Black Friday is the traditional start to the holiday shopping season. It seems like every year “Black Friday” sales start earlier and earlier. What was once an early morning tradition of shopping has become an after turkey dinner outing if you choose to hit the malls. Americans spent an estimated $12.1 Billion at traditional stores over Thanksgiving and Black Friday, a decline from last year. This decline is attributed to the 14% increase of online spending this year as an estimated $4.45 BILLION was spent online Thursday and Friday. Traditional retailers were rushing to get a piece of this pie by offering the same Black Friday deals online as in store.
Most big box retailers such as Wal-Mart, Target, Kohls and Sears ushered in shoppers at 6pm. In my house, 6pm was dinner time, so I didn’t get out on the road until 7:15pm on Thursday. I drove past Toys R Us and Best Buy, which were both active, but noticeably less busy than years past. When I pulled into Target’s lot I was surprised that there were close parking spots available. I was even more surprised when I walked in and saw that many of their door-buster sales were still available for purchase. If only I was in the market for a 55-inch television for $250 I would have been set! I made my way through the store with ease, no shopping cart congestion like in years past. Soft good deals like 10 packs of socks for $5 were sold out, but larger sized and ticketed items such as televisions, digital cameras and video game systems were still plentiful. Within 30 minutes I had made my way through the store. Amazingly there was NO line at the register – a true miracle since there is always a line on a normal shopping day! My cashier reported that traffic had been lighter than she expected as well. She said only about 50 customers were in line when the store opened.

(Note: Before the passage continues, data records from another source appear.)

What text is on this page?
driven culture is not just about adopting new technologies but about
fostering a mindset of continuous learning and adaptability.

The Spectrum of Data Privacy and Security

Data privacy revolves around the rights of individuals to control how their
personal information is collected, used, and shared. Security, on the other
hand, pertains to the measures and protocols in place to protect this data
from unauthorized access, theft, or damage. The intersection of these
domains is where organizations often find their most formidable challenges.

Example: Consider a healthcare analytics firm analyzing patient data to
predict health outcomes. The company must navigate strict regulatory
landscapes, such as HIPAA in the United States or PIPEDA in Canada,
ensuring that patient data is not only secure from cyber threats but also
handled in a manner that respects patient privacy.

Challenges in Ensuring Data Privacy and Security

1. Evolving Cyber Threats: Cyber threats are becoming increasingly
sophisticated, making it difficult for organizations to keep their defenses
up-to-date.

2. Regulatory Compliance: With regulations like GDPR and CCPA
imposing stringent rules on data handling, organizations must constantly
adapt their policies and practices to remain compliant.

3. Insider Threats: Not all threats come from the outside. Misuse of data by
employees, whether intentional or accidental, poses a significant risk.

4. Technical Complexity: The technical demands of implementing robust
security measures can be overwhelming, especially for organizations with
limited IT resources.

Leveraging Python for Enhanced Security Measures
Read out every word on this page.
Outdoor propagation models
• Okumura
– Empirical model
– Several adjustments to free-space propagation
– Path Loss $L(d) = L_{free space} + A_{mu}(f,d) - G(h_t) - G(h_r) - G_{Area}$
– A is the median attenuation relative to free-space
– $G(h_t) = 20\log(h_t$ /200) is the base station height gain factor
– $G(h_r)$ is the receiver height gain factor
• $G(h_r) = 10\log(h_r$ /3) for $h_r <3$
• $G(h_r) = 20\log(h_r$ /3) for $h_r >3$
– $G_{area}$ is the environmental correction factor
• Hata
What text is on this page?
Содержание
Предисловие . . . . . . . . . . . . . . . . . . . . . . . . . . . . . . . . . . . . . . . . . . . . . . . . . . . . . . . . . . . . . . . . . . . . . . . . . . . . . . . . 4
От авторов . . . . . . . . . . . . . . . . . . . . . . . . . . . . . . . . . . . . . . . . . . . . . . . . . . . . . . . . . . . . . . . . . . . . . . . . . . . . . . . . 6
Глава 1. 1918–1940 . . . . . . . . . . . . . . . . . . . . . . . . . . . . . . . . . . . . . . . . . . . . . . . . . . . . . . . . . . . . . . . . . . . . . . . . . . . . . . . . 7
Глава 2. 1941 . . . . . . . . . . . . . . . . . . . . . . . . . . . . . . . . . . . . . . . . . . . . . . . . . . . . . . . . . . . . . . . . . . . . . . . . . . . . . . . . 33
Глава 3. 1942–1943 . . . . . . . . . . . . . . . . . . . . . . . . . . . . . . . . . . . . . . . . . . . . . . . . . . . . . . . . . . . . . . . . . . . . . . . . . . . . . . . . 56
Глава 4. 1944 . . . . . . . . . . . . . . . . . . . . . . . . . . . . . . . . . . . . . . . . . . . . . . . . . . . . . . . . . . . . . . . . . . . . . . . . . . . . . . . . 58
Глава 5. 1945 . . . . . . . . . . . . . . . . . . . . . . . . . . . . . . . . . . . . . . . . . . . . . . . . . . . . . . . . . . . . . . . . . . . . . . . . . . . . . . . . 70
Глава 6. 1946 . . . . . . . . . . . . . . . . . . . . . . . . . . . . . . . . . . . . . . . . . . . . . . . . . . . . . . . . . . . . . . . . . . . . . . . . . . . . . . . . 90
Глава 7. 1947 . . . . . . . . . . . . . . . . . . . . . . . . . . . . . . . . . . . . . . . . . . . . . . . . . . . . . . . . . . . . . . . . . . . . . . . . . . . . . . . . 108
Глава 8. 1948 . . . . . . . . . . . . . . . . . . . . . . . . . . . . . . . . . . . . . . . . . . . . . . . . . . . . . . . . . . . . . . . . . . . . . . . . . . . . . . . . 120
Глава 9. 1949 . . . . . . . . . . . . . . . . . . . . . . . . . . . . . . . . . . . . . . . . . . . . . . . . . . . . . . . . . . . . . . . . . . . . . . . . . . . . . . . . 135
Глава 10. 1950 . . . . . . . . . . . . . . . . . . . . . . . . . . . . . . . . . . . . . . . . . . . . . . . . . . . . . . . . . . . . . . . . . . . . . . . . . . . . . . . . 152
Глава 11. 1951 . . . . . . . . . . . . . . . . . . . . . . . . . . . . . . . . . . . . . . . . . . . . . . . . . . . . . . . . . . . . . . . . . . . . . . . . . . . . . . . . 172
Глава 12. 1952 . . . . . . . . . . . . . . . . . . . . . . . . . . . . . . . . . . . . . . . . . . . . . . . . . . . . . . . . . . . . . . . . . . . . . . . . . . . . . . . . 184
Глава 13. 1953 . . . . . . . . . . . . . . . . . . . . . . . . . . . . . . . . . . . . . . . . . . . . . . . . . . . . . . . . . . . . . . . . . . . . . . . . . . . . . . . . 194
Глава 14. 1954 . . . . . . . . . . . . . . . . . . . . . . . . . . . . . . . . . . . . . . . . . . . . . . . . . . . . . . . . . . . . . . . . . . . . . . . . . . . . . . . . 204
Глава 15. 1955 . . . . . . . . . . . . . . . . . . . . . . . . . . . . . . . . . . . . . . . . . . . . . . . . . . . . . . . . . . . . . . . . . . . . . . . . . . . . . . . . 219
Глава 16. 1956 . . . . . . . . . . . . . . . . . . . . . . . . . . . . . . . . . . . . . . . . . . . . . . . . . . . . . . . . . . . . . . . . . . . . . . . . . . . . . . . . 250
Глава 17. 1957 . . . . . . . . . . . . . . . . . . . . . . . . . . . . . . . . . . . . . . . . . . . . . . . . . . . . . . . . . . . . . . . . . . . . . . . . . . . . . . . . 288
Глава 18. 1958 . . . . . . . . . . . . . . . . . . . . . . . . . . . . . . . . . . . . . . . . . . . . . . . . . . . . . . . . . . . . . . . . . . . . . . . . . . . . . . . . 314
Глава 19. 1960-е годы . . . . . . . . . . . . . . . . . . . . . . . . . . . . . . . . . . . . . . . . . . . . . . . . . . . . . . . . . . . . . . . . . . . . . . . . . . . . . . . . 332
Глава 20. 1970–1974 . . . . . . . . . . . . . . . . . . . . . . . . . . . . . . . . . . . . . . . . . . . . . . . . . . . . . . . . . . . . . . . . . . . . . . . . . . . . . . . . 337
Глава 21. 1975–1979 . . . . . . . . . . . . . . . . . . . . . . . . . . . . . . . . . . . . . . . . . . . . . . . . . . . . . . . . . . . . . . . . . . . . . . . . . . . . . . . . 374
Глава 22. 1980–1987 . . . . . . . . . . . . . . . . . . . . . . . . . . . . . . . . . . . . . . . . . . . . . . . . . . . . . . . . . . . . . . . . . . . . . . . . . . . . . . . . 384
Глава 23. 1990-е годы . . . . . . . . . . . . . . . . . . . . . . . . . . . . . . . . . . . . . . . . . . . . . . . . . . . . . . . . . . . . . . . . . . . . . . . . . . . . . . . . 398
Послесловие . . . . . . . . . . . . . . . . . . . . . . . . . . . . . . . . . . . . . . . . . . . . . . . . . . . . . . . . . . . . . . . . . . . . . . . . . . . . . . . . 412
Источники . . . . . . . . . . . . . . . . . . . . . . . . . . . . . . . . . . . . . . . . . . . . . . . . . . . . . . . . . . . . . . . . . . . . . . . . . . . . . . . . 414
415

Next I moved on to the mall where shoppers were more plentiful but still not as bustling as years past. Macy’s was the busiest of the stores that I visited at approximately 9pm. The women’s shoe department was hopping as shoppers snatched up boots for $19.99. Household appliances like crock-pots, fryers, electric griddles and coffee machines for $7.99 were heavily advertised but still available at 9:30pm. Soft goods such as sheets, sweaters and pajamas were being trolled by shoppers and seemed picked through yet still plentiful. Other stores in the mall were fairly vacant which is unlike years past. I was home and in bed by 11pm – a new record!
Friday morning I was off to a late start since I had already been at the stores. I did a little online shopping since most retailers were offering the same discounts online as in store like $5 pajamas at Carters and 50% off at Gymboree. Even I could not resist clicking through to many websites as my email was assaulted with “Black Friday” sale messages.
The twins and I headed out to the mall at noon and noticed that the lot was busier than it had been Thursday night. It was a perfect Friday with temps in the 60s. A great day to stroll through the outdoor mall! Despite not having as aggressive sales as other retailers, Nordstrom was the busiest store. The most common discount I saw that the malls was “50% off everything”, which was being offered by Gap, Lucky and Ann Taylor.
Americans were shopping this weekend, just not necessarily at the mall. According to preliminary data, total sales at physical retail stores on Black Friday fell 10% to $10.4 Billion. According to the National Retail Federation, roughly 60% of people had already begun shopping by Nov. 10, so Black Friday was less significant. However, online sales for Black Friday alone brought in $2.7 Billion. Amazon had a really good weekend. Traditional retailers continued to enhance their online offering in an effort to compete with Amazon and other online retailers. For the first time, Wal-Mart offered many of its Black Friday door busters on its site before becoming available in U.S. stores. There was record traffic on the Wal-Mart site on Black Friday. While the site did slow down due to demand overload, fortunately it did not crash. Target also offered many Black Friday deals early online this year, and, importantly, the site did not appear to have issues handling the traffic.
Up next comes “Cyber Monday” sales – another event that has been moving up in the calendar. Traditionally this day is the first workday after Thanksgiving when consumers would take advantage of fast internet speeds at work to shop online. However with home and mobile online access greatly improved shoppers are taking to the web before Monday. This has led to Cyber Monday sales starting Sunday! If you are as confused about all this date hopping then you are in good company!
Regardless of what retailers are calling their sales this season, one thing is sure: the holiday deals are in full swing. With free shipping offered by many online retailers and shipping times compressed, traditional retailers will have to continue to dig deep to get consumers to open their wallets this year. Based on the aggressive deals being offered so far, consumers are being selective and seeking value this year.